Another sign of my brain waking up again after a long hibernation: I started thinking about a poem that was very influential to me in the late 1990’s – early 2000’s: We Never Close by David Clewell (To read the entire poem for free, create a JSTOR account).
My own internal reading of it has always been a lot more deadpan; listening to this reading by Clewell himself helped me pick up some rhythms to this poem that I’d never quite picked up on.
It’s hard to say why this particular poem was such a bolt of lightning for me. One of my hang-ups about poetry was (and still is) that it’s an activity that’s considered sort of “precious” and intellectual, especially in my part of the world. Clewell, and another poet from the flyover world, David Bottoms, helped me see that modern poetry could be about the real, the gritty, the raw, and other clichés, expressed much better in phrases like down to her last dime of crying (We Never Close) and what is left behind nags back through the distance (In a U-Haul North of Damascus).
Poets like these seemed like guys who might smell of sweat occasionally, and perhaps did more than read books and attend poetry conferences. They gave me a little hope that I could write about the real world. It took me a few more years to give up on getting published and just start blogging.
Being published – about that. I’ve been published in actual print exactly once, in Rattle #17. I was very chuffed by this one publication, which my friend Holly called “a hell of a debut,” if I recall correctly. I also re-read this poem (of mine) recently, and – let’s just say it owes a LOT to “We Never Close.” I think it doesn’t rise (or fall) to the level of plagiarism, but if I had turned it in to my snotty bastard of an English 102 professor as an assignment I bet he could have found a way to gig me about it. I’m not sure about the copyright ethics of posting that poem here, but since Rattle pays only in a subscription, they never did “subscribe” me, and after I nagged them they palmed off back-numbers on me, I’m going to say what the hell. Not that I’m bitter about this (and my English 102 professor) almost 20 years later.
Anyway, this poem that was very important to me – I forgot completely about it. I could remember scraps of it, but once you forget the title and the author’s name – let’s just say a poem that was published in The Georgia Review and perhaps collected in one of the poet’s books is not going to pop in Google when you start feeding Google scraps like “down to her last dime of crying poem” or even “sometimes you have to drive until you find it poem” (I almost remembered the first line but not quite). Google does not care how evocative a line is, or really even give a damn about much of anything besides sheer volume of queries for things. Google is pretty much your dim friend from high school who remembers everything about the football games but forgot his or her homework at the time, and forgets you ten year later.

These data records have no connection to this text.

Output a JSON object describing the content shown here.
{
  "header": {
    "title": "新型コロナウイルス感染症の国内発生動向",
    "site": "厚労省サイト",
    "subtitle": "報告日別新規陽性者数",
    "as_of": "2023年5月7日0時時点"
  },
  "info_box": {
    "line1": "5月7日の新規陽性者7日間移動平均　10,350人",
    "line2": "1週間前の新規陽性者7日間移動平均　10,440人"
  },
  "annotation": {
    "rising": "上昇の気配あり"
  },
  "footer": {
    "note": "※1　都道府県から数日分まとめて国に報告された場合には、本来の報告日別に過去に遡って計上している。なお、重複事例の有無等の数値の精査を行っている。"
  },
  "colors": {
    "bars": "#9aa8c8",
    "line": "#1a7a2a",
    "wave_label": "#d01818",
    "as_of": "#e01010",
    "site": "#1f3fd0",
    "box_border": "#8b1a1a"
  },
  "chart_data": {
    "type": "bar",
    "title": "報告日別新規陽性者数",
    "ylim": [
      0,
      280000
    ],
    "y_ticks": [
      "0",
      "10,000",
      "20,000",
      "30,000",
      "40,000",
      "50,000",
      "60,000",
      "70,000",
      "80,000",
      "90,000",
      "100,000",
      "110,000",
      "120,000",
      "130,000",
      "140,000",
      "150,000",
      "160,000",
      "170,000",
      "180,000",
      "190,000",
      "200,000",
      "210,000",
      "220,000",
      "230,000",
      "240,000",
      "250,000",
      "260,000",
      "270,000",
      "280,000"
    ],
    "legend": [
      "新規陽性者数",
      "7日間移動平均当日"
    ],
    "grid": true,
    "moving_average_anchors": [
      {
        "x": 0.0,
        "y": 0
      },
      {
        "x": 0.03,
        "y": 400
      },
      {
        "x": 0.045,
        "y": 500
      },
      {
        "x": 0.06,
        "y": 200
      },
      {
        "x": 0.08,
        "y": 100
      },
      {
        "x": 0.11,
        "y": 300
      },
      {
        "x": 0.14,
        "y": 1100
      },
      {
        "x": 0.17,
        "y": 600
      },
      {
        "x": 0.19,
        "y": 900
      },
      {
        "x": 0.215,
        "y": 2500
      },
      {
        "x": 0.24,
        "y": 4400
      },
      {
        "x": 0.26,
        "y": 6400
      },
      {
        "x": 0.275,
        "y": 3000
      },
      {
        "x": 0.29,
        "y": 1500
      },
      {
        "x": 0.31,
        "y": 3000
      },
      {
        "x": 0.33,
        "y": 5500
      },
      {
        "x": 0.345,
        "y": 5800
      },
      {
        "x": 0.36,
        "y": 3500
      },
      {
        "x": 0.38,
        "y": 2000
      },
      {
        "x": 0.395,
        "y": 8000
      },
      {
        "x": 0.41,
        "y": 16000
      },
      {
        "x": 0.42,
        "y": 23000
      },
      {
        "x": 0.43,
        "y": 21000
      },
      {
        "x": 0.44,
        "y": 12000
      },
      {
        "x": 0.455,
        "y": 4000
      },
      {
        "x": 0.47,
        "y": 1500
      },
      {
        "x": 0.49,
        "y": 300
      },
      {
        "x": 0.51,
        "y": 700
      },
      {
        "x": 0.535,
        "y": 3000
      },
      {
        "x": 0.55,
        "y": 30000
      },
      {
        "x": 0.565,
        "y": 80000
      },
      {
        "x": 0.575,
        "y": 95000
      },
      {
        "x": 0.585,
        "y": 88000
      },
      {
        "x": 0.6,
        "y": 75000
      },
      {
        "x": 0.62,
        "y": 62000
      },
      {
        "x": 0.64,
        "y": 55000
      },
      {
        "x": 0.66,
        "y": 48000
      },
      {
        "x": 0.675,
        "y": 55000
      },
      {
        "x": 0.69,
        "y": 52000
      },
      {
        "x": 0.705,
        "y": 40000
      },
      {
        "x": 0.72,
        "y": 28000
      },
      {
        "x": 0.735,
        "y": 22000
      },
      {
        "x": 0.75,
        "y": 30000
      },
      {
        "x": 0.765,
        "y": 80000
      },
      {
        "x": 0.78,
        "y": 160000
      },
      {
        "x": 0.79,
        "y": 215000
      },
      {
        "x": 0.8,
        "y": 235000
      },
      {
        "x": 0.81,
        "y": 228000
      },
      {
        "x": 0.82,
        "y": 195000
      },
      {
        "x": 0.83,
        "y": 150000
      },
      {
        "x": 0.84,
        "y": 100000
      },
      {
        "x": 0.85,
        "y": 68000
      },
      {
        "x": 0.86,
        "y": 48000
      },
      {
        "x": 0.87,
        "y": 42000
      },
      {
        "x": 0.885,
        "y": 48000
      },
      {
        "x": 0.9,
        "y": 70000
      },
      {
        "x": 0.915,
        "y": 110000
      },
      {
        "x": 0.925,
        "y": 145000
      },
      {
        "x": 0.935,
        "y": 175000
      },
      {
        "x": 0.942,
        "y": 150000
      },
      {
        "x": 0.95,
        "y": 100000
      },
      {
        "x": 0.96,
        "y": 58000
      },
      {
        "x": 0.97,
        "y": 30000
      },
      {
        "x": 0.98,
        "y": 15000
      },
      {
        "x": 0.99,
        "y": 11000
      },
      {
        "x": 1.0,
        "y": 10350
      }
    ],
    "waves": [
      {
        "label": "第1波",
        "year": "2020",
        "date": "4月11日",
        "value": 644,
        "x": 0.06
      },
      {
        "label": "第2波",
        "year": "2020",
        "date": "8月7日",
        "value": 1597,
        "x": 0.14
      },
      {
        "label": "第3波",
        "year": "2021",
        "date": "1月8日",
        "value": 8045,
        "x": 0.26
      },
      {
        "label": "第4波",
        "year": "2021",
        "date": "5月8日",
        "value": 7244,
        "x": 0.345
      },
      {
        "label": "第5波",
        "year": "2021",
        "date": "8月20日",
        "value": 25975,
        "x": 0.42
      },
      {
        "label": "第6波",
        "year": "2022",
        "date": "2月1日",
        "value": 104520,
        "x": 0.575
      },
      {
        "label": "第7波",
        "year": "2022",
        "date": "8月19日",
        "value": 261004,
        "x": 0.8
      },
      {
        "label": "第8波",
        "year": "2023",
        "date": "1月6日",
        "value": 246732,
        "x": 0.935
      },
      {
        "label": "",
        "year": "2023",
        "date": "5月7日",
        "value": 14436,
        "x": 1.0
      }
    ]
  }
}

So I’d been chewing on this problem for a few days, trying to remember more, especially the name of the title and/or the author. “David” had been coming to me, because David Bottoms’ poem sprang readily to mind, and I had it in my head about the author of this poem being David as well (or did David Bottoms write both of them? It was all going in circles.)
It came to me, not in a U-Haul north of Damascus, but in a Camry north of Costco, where we went this morning for a few supplies. First the title, which I asked my co-pilot (wife) to look up on Google before I forgot it, and then when she started reading results (many of which were vague) and came to David Clewell, I knew that was it. Much more googling when I got home, and here we are, writing a blog post about it.
It’s funny how the brain stores so much, but recalls so little.
My advice to you is that if a poem means something to you, pin a rose on it. Buy the book and stick a bookmark there, or copy it into a document and store it as carefully as you do your own writings (keep backups!) Don’t leave it to memory any more than you would a dream that you have at 2 am and think there’s a poem in there somewhere.
David Clewell 1955-2020
Sadly, the searching process also took me to his obituary. Clewell died last year, aged 65. I don’t know what to say about that except – cherish your literary heroes while you may. (An aside: I was offered a chance to hear Wendell Berry speak about a decade ago. I had a very hard conflict on the evening in question; I could not get away. It depressed me at the time. I knew then that I would be kicking myself for the rest of my life, even though it was impossible. He’s still alive, so there is still hope…). Buy their books. Subscribe to journals they contribute to.
As I run out of gas on this topic and drift further afield, I’ll also say: I suffered a lot in those days about 20 years ago of being reluctant to buy, subscribe, and collect poetry because I always thought there was something better around the corner. But sometimes, with apologies to Clewell’s great first line I didn’t remember – you have to stop driving, and buy and read something that you’ve found.